Abstract:
Shikimic acid (SA) is an important natural biochemical metabolite in plants and microorganisms that is known for antimicrobial and anti-inflammatory activities. Our project completed the metabolic engineering modification of Escherichia coli (E. coli) MG1655 to achieve SA accumulation. Among them, the YCY9 strain was able to produce 1875 mg/L of shikimic acid by continuous cultivation for 96 h at 10% inoculum, which greatly improved the target yield and provided the possibility of achieving mass production.
1. Overview of our design
We have identified strategies for metabolic engineering modifications E. coli based on genomic metabolic network modeling, which are divided into the following main points (See Design for more details):
1. Enhancement of PEP levels:
(1) blocking the PTS by knocking out the ptsG gene;
(2) blocking PEP
branching pathways,
including knocking out of ldhA, adhE, poxB, and pta genes;
2. Increase the E4P content: overexpression of tktA and talB genes;
3. Optimize the shikimic acid synthesis pathway: (1) overexpression of aroG, aroB, aroD, and aroE genes, enhance shikimic acid synthesis metabolic flux; (2) knockout of aroK and aroL genes to block the shikimic acid catabolic pathway;
4. In addition, we introduced glk and glf genes from Zymomonas mobilis (mainly by glk-glf integration into the ptsG locus)

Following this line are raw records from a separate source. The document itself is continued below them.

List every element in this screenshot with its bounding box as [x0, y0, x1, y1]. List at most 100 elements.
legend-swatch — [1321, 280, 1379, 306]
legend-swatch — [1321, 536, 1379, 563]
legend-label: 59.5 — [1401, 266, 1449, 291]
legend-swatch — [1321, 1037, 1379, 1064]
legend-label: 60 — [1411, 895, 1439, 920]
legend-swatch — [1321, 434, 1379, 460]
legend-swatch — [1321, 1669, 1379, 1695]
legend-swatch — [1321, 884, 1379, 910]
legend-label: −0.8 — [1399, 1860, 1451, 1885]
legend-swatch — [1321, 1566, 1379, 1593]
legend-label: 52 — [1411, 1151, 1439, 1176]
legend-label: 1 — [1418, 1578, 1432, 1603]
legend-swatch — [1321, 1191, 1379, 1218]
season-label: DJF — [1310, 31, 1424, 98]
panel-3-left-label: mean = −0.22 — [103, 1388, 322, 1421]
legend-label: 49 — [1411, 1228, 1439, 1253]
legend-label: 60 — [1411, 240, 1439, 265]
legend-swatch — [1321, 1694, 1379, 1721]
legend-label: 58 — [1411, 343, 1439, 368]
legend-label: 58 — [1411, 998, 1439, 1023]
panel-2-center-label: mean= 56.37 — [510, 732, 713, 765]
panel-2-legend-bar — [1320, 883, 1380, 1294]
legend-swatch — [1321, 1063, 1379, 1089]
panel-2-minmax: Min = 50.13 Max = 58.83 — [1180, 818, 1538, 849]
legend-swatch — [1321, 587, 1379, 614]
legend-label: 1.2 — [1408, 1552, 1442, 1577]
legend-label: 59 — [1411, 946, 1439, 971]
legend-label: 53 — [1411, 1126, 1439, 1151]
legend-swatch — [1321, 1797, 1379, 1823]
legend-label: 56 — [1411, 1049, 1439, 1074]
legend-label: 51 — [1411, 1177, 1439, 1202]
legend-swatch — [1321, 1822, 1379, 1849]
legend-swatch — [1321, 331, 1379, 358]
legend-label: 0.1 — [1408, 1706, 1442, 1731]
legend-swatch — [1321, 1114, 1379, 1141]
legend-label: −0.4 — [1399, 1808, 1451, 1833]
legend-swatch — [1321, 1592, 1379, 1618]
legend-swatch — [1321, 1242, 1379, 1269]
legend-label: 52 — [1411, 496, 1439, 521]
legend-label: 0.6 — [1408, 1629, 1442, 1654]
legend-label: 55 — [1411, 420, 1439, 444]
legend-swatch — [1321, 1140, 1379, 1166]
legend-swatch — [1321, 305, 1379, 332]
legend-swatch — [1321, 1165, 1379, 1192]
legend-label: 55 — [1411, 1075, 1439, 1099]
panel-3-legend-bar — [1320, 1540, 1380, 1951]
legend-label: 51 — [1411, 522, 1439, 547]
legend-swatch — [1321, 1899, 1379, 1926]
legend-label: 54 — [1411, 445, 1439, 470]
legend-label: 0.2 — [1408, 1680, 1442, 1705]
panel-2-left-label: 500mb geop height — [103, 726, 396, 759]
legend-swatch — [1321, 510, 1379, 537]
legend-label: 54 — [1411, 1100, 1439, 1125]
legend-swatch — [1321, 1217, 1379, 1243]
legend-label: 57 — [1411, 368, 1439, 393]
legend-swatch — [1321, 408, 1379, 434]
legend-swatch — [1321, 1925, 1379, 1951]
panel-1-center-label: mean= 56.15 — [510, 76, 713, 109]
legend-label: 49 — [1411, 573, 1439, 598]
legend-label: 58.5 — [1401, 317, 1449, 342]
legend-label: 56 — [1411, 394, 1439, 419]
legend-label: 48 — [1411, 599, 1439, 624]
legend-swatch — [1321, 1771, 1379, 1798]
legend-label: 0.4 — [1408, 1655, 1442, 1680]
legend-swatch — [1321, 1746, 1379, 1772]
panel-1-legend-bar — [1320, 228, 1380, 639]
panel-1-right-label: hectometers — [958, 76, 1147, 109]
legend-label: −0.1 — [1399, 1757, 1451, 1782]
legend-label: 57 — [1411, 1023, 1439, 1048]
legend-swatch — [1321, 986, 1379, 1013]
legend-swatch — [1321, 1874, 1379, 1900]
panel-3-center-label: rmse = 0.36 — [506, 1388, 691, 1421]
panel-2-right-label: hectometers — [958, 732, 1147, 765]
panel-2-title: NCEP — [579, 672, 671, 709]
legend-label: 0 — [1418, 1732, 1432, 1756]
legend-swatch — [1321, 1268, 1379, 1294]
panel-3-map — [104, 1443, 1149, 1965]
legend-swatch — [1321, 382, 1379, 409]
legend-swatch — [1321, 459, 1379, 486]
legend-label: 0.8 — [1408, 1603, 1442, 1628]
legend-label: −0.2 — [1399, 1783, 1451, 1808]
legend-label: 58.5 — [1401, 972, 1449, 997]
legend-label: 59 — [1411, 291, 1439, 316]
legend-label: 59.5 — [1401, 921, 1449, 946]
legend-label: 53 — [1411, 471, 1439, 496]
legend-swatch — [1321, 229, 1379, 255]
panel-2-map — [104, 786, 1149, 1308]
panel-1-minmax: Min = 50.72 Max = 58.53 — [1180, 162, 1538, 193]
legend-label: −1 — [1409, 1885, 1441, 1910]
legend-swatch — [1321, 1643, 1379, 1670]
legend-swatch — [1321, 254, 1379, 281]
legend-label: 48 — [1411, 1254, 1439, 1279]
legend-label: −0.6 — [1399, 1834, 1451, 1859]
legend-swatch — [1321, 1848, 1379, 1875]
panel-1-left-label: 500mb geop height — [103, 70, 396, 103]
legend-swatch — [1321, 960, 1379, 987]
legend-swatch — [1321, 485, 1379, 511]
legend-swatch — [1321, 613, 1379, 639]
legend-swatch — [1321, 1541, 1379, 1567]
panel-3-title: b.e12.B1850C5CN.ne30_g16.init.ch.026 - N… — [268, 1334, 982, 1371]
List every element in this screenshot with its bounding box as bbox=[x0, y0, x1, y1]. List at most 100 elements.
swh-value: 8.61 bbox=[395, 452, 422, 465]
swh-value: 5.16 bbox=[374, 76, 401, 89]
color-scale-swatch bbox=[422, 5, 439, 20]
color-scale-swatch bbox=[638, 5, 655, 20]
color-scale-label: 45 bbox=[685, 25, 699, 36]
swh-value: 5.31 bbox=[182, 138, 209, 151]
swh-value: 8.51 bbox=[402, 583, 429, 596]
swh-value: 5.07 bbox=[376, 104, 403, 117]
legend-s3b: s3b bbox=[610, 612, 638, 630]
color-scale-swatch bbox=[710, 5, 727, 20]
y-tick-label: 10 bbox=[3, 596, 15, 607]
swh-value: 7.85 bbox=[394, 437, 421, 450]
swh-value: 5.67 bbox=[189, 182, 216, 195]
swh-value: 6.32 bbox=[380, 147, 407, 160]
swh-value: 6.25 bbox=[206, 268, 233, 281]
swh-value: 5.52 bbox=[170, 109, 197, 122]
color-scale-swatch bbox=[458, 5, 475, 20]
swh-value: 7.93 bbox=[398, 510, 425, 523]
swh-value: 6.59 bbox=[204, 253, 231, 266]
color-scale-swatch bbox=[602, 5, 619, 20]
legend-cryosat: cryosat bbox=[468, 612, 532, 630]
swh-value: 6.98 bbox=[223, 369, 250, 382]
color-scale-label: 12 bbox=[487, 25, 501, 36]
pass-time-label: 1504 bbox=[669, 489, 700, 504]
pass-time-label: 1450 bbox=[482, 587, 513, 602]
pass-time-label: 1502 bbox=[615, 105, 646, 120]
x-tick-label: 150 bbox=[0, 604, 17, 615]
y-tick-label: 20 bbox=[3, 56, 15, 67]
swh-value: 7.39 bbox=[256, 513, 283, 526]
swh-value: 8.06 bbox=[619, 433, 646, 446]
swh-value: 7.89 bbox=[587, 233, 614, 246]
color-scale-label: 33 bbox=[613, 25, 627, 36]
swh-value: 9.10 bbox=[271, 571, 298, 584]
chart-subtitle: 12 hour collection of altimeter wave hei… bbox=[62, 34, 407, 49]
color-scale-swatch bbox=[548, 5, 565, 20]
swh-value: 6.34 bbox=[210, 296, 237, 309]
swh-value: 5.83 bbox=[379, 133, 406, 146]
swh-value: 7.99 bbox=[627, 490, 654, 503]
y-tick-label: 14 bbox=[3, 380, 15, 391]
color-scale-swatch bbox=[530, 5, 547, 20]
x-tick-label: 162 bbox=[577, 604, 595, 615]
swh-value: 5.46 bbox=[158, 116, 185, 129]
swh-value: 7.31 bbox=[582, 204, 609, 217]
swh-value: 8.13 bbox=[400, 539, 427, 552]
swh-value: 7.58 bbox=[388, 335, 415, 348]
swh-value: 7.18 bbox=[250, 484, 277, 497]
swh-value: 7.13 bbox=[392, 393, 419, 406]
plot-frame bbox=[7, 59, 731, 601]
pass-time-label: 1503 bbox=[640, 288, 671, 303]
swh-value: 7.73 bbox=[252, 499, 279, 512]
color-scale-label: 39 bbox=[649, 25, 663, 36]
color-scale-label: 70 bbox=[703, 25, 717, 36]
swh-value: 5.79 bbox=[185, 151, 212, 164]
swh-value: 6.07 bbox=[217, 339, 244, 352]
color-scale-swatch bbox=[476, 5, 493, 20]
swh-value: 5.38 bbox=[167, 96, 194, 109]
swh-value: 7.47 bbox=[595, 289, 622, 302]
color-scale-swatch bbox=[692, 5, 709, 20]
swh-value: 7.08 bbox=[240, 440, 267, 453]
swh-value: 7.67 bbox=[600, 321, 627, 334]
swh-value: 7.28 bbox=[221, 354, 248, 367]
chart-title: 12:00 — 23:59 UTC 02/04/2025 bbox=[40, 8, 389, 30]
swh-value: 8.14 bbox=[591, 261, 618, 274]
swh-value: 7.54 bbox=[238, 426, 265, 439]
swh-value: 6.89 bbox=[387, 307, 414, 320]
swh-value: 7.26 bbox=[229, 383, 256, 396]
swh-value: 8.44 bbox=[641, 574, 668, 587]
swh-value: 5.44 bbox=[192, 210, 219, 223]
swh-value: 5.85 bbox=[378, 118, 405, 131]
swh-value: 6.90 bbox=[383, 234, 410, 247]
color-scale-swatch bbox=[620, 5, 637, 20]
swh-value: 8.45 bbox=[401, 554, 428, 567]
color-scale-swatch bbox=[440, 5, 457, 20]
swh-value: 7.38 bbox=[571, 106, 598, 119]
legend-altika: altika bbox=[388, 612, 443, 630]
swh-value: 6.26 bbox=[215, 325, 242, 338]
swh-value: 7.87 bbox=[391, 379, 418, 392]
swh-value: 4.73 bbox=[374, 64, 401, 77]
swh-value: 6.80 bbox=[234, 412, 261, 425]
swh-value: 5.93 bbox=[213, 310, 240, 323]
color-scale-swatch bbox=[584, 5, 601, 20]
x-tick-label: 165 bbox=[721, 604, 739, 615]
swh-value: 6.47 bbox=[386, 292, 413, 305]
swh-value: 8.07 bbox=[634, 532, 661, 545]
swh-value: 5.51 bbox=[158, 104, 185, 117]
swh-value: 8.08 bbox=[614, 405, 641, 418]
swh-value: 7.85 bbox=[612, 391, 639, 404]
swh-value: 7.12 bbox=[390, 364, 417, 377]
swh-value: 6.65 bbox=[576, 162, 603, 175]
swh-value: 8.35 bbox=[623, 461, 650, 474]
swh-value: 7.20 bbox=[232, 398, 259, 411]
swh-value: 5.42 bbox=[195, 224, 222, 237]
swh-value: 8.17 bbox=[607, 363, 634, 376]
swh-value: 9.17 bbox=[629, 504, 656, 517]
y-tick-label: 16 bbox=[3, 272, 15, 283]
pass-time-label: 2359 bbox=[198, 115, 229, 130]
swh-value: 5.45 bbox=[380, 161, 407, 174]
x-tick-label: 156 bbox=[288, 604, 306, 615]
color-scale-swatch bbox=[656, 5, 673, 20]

Note: ptsG, glucose-specific EIICB protein components; glk, glucokinase; glf, glucose-promoting diffusion protein; tktA, transketonase; talB, transaldolase; ldhA, lactate dehydrogenase; adhE, alcohol dehydrogenase; poxB, pyruvate dehydrogenase; pta, phosphate transacetylase; aroG, DAHP synthase; aroB, 3-dehydroquinic acid synthetase; aroD, 3-dehydroquinic acid dehydratase; aroE, shikimic dehydrogenase; aroK/aroL, shikimic acid kinase.